The consumer’s pressure on knowing the carbon footprint of a product is getting stronger by the day. Big producers of Fast Moving Consumer Goods (FMCG) are noticing the trend, and they want to get on with it.
But is there a sure way to measure it? By now, we know how to safely measure the emission related to a product a company produces.
But what about measuring the carbon footprint of the supply chain involved (also called Scope 3 emissions)?
When we look at significant multinationals, it isn’t easy to untangle the web of suppliers from all over the world and pinpoint where the various components have been produced and under which safety standard.
As the carbon emission standard was a big moment for the car industry (leading to the infamous VW scandal), pushing the entire car manufacturing to start to be more climate-friendly, we can argue the same process will also happen in other industries. Some people believe it will happen everywhere, via the supply-chain pressure from big producers.
According to Bloomberg, the big companies leading the “net-zero” pledge are technologies companies, Apple Inc., Microsoft Corp., Amazon.com Inc., and Facebook Inc.
Alphabet Inc.‘s Google claims to have has already achieved the target, saying it’s been fully offsetting its emissions since 2007.

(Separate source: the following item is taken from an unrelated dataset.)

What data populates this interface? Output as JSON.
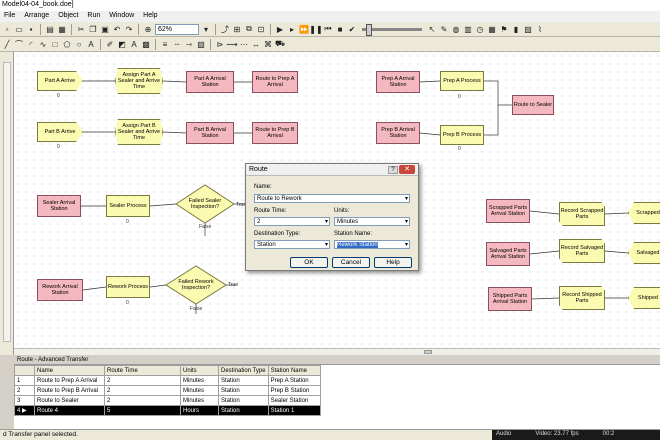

The other five companies in the Big 10, JPMorgan Chase & Co., Johnson & Johnson, Walmart Inc., Mastercard Inc. and Bank of America Corp., all pledge to
offset their Scope 1 and Scope 2 emissions (which come directly from their own operations), but not their Scope 3 emissions (those emitted by suppliers and users of their products).
According to the new regulation, we can foresee a near future where marketers from all walks of life will be soon producing Green Marketing Plans.